Mapping the proportion of Brooklyn residents with a bachelor’s degree in each census tract shows that the northwest part of Brooklyn is highly educated, and there are some clustered census tracts of high bachelor’s degree attainment throughout the city. The majority of the census tracts in Brooklyn, however, have below the average rate of college educated residents.

Now that we have our maps, we can display them side-by-side using library(patchwork) to try and draw informal inferences from the distributions of poverty rates and bachelor’s degree holders.

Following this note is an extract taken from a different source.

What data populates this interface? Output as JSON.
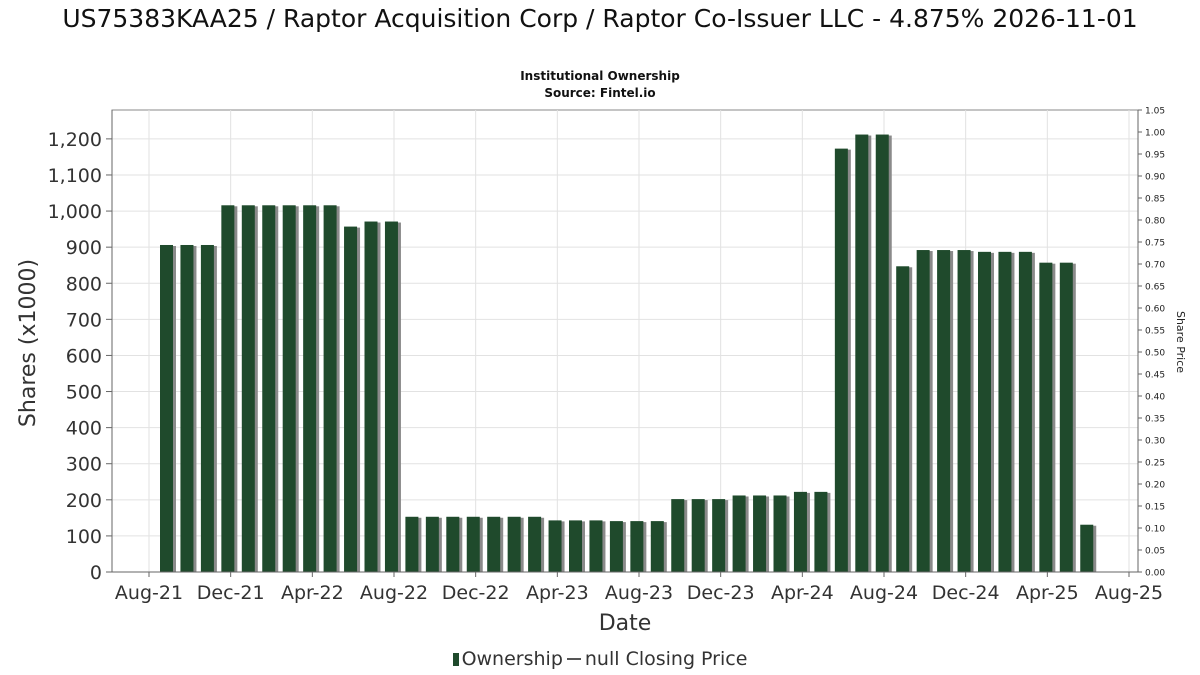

## Presenting Maps side-by-side
library(patchwork)
m1 + m2

We can see that the areas with high levels of poverty appear to have lower rates of residents holding bachelor’s degrees. For example, the northwest cluster of high college education rate census tracts is also a cluster of low poverty rate census tracts. The eastern cluster of low, the lowest consistent cluster in the borough, college degree attainment census tracts is also a cluster of high poverty census tracts. Looking at these maps, there does seem to be a pattern between low education and high poverty areas. This is generally supportive of the notion that higher levels of education lead to poverty reduction, but we would want a more formal hypothesis test before drawing any firm conclusions. This visual analysis would also only be able to identity a correlation, at best, without employing the more rigorous techniques of causal inference. There further appears to be clusters of poverty and clusters of higher educated census tracts evident in the maps which indicate some degree of spatial autocorrelation, but we cannot be sure without a formal test.

From these maps, we cannot infer a causal effect, prediction, or any rigorous parameter estimate. Any observation based conclusion will be purely conjecture. While this visualization may be important for presenting results in the our final report or helping to understand how variables are distributed across space, our treatment on spatial regression will provide researchers with the necessary tools to take geospatial analysis one step further and estimate causal effects and predictions based on spatial relationships. While visualizing spatial data in the form of maps is one of the benefits of working with geospatial data, the richness of the data can be further utilized in more advanced statistical techniques.

In sum, there are two main reasons to learn spatial regression tools: (1) to be able to move beyond mapping variables to estimating complex spatial relationships and (2) to know how to create spatial models that purge spatial autocorrelation from the error term.